Monday, 23 November 2009

So Much to Learn at a Concert

So, I went to see The Glorious Unseen in concert last night. If I had the choice to go again, I probably wouldn't. I like their albums, but the concert was just not my thing. Altogether, it was really, really loud. I think I felt just about every organ in my body vibrating. And although many of the songs had beautiful lyrics, the singer's voice was at times drowned out, and all I was hearing at times was just a bunch of noise. Some people may wonder why I don't like the really hard Christian music, and it's really just that; a whole ton of noise.

Now, I'm by no means "dissing" this group; I like their recorded albums and will continue to listen to them. They have some beautiful, very prayerful songs. But the thing was, I found myself thinking, how is God possibly going to speak and make His presence known through all this noise? However, I prayed that God would allow me to not be judgmental and show me something through it; to truly look past what I saw and heard around me. He didn't speak to me through the music, but through other things and in thinking over things later on in the evening.

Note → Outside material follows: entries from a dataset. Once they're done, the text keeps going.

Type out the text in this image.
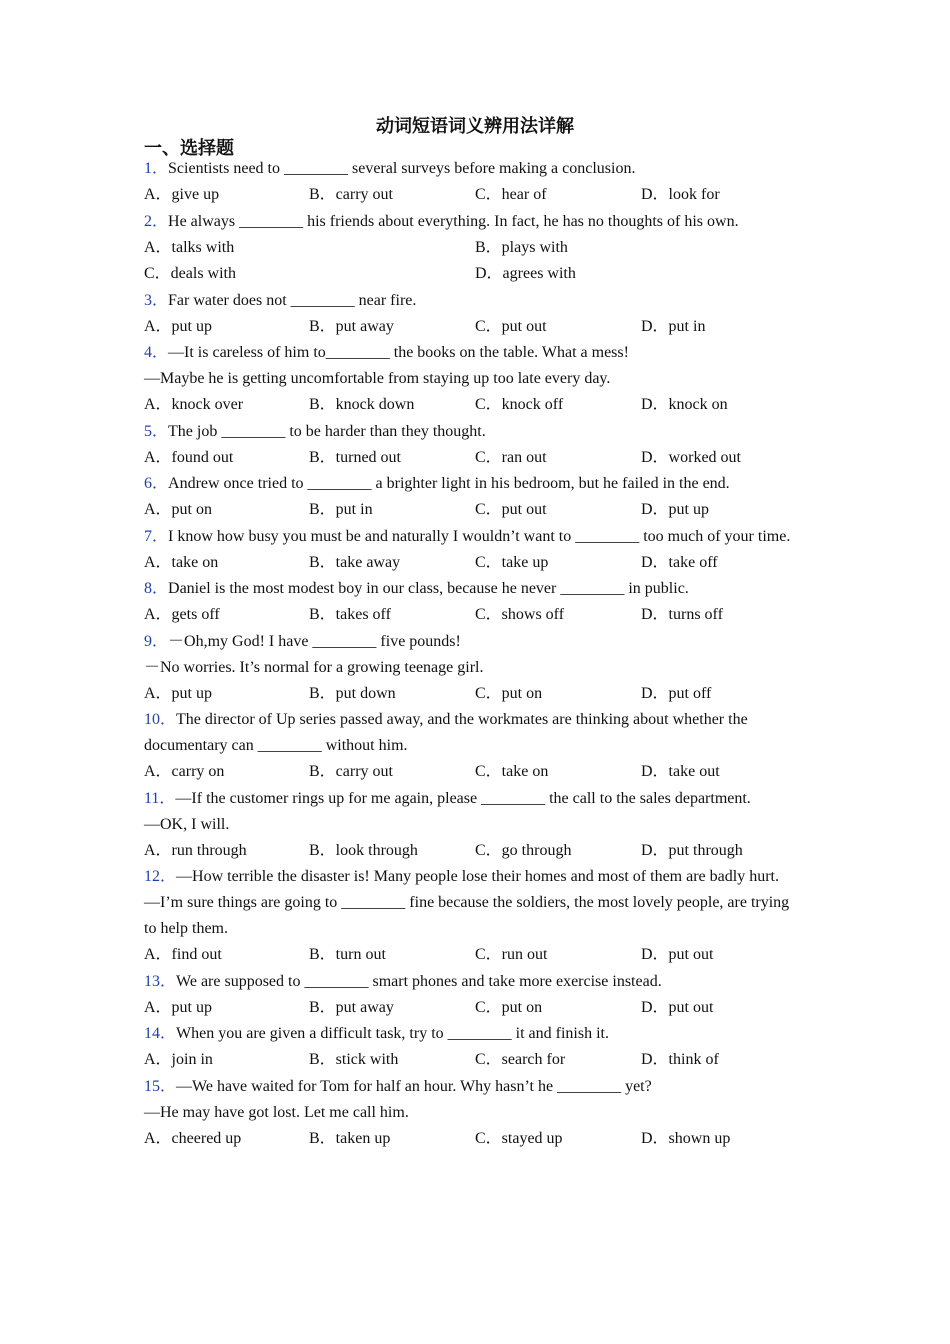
动词短语词义辨用法详解
一、选择题
1．Scientists need to ________ several surveys before making a conclusion.
A．give up	B．carry out	C．hear of	D．look for
2．He always ________ his friends about everything. In fact, he has no thoughts of his own.
A．talks with	B．plays with
C．deals with	D．agrees with
3．Far water does not ________ near fire.
A．put up	B．put away	C．put out	D．put in
4．—It is careless of him to________ the books on the table. What a mess!
—Maybe he is getting uncomfortable from staying up too late every day.
A．knock over	B．knock down	C．knock off	D．knock on
5．The job ________ to be harder than they thought.
A．found out	B．turned out	C．ran out	D．worked out
6．Andrew once tried to ________ a brighter light in his bedroom, but he failed in the end.
A．put on	B．put in	C．put out	D．put up
7．I know how busy you must be and naturally I wouldn’t want to ________ too much of your time.
A．take on	B．take away	C．take up	D．take off
8．Daniel is the most modest boy in our class, because he never ________ in public.
A．gets off	B．takes off	C．shows off	D．turns off
9．－Oh,my God! I have ________ five pounds!
－No worries. It’s normal for a growing teenage girl.
A．put up	B．put down	C．put on	D．put off
10．The director of Up series passed away, and the workmates are thinking about whether the documentary can ________ without him.
A．carry on	B．carry out	C．take on	D．take out
11．—If the customer rings up for me again, please ________ the call to the sales department.
—OK, I will.
A．run through	B．look through	C．go through	D．put through
12．—How terrible the disaster is! Many people lose their homes and most of them are badly hurt.
—I’m sure things are going to ________ fine because the soldiers, the most lovely people, are trying to help them.
A．find out	B．turn out	C．run out	D．put out
13．We are supposed to ________ smart phones and take more exercise instead.
A．put up	B．put away	C．put on	D．put out
14．When you are given a difficult task, try to ________ it and finish it.
A．join in	B．stick with	C．search for	D．think of
15．—We have waited for Tom for half an hour. Why hasn’t he ________ yet?
—He may have got lost. Let me call him.
A．cheered up	B．taken up	C．stayed up	D．shown up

Actually, the first thing was really the noise. I didn't think the Spirit could speak through the noise, and although I'm sure He can, I believe there is some truth to that. I was reminded of an account in the Old Testament where God displayed some mighty things to Elijah:

"And he said, Go forth, and stand upon the mount before the LORD, And, behold, the LORD passed by, and a great and strong wind rent the mountains, and brake in pieces the rocks before the LORD; but the LORD was not in the wind: and after the wind an earthquake; but the LORD was not in the earthquake:
And after the earthquake a fire; but the LORD was not in the fire: and after the fire a still small voice."
--1 Kings 19:11, 12

When I read this passage, I hear a lot of noise, but God didn't speak in the midst of any of that. He waited until it was calm and quiet. And seeing as He spoke in a still small voice, Elijah wouldn't have heard it anyway. Now, music aside, what kind of "noise" do we have in our lives that may prevent God from speaking? Maybe it is literal noise, maybe you always have music playing, whatever it is you're doing. But what about the other things that fill up and clutter your life, things you constantly have going on, things you're always busy with? These things may not necessarily be bad; they may actually be very good. But could it be that you're surrounding yourself with so much "noise" that God is unable to speak, or that you are unable to hear Him when He does?

The other thing that stuck out to me was the Gospel message shared at the concert. At first, I kind of groaned within myself for several reasons: the man used a different Bible translation I wasn't familiar with and wasn't sure I liked, I wasn't crazy about the way he started off, and it was based on the parable of the prodigal son, which I was all too familiar with and hear the passage spoken on all too often, or so I thought. But I learned something very unexpected: it's great to hear the same thing again from a total new perspective. He brought out new points and insights that were totally new to me, things that I had never thought of or heard anybody speak on before. It gave me a new appreciation for the passage and for the insight of other teachers.

Last, was not really something I learned, but rather something I was amazed and challenged by. During the concert, The Glorious Unseen sang the song How He Loves Us, which was not written by this group. It was not my favourite song, but has an amazing story behind it, which you can hear from the writer personally here if you want, but I'll share the gist of it as well, as well as my thoughts. The morning before the person wrote this song a few years ago, his best friend who was a youth leader was in a prayer meeting. And he prayed that if God would shake the youth of the nation, he would give up his life. He said he would die today if it meant that God would shake the youth of the nation. He died that night in a car accident. The writer of this song trusted that if God heard the first part of the prayer, he would follow through with the second. And although this man, who became a youth leader himself, saw many wonderful things, he didn't see a movement happen. This song that he wrote the morning after his friend's death, actually did end up changing the lives of many teens.

I believe this song is only a small part of that man's prayer. I mean, here was a man who not only prayed for change, but laid His life before God, ready to die, if it only meant that God would bring change. It's amazing for me to think of the possibility of our generation turning their lives over to the Lord and living lives surrendered to Him is because of a man's prayer and sacrifice. I also believe that the Rebelution is one such movement that is an answer to this man's prayer and death. I believe that God is working and He will fulfill that man's request. His death shall not be in vain. How will you respond? Will you surrender up your life to God, living it fully for Him, laying aside all the cares and things this world has to offer, and follow Jesus no matter what the cost?

To close, I apologize for my lack of blogging this year. It has been a busy one, but it's also been a good one, in which I have seen many amazing things. I'm done school now, and with having some more free time on my hands, I hope to post more consistently, if anybody's still paying attention. Blessings!

1 comment:

  1. I'm paying attention! I love your posts, Margaret. You always make me stop and think. Thank you!